The past week I spent four days in Michigan at MSU with a couple friends who invited me out to be a visiting artist at the Residential College of Arts and Humanities. The visit was also part of the Dia de los Muertos celebrations with an exhibit at the MSU Museum. It was a lot of fun running around making the most of my time there, one of my favorite workshops was with a group of 9-12 year olds explaining screen printing and showing them how to print their own posters. The whole week was a lot of fun and I felt super welcomed by everyone and had a lot of fun sharing our art with everyone. Special thanks to my hosts Estrella and Dylan who helped me make the most of my visit. Dylan also posted the following on the Just Seeds blog with his exhibition statement and a bunch of photos from my visit.
Above: Artists Javier Pescador, Gabrielle Pescador, and Jesús Barraza.
Dignidad Rebelde: In the Spirit of the Living and the Dead
25 October – 23 November
This past week, fellow Seed Jesús Barraza spent the week as an artist-in-conversation at Michigan State University. The brief residency was organized to coincide with the opening of Dignidad Rebelde’s exhibition “In the Spirit of the Living and the Dead.” I curated the exhibition at the Michigan State University Museum as part of a Day of the Dead Initiative. If you around Michigan, come check it out.

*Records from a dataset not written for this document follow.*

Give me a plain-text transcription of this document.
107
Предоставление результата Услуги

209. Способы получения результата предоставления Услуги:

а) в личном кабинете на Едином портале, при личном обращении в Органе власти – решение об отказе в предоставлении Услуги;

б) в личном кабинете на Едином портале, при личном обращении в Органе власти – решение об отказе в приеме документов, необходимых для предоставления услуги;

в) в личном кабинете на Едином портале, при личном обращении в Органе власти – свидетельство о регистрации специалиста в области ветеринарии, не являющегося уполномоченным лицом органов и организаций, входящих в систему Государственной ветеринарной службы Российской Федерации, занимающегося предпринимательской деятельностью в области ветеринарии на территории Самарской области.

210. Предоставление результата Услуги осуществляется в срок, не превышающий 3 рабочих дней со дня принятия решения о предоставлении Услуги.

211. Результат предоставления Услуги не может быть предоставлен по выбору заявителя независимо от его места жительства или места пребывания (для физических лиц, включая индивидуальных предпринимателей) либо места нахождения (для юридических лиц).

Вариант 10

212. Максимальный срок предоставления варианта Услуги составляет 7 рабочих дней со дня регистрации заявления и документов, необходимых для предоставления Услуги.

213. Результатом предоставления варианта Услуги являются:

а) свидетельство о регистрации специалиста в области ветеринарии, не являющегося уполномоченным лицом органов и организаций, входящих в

As you may know, Dignidad Rebelde is the two-person collaboration between Jesús and Melanie Cervantes, another member of Justseeds. According to the artists, “We recognize that the history of the majority of people worldwide is a history of colonialism, genocide, and exploitation. Our art is grounded in Third World and indigenous movements that build people’s power to transform the conditions of fragmentation, displacement and loss of culture that result from this history. Visualizing these movements means connecting struggles through our artwork and seeking inspire solidarity among communities of struggle worldwide.”
Jesús Barraza working with students.
Jesús describing his process to university students.
Jesús speaking at the opening.
Strong Chicanas sitting below Dignidad Rebelde portraits of a strong Mexicana, a powerful Indígena, and an amazing Chicana.
Chicago artist Guillermo Delgado teaching community how to make “pocket ofrendas.” That cool kid is my daughter Reina.
Emilio Torrez and his nephew Joaquin.
Veterano artist Jesse González enjoying his evening.
Historian Javier Pescador and activist-professor Estrella Torrez lighting the ofrenda.
Anishinaabe activist Don Lyons and his ofrendita.
Little seedling Reina after her danza.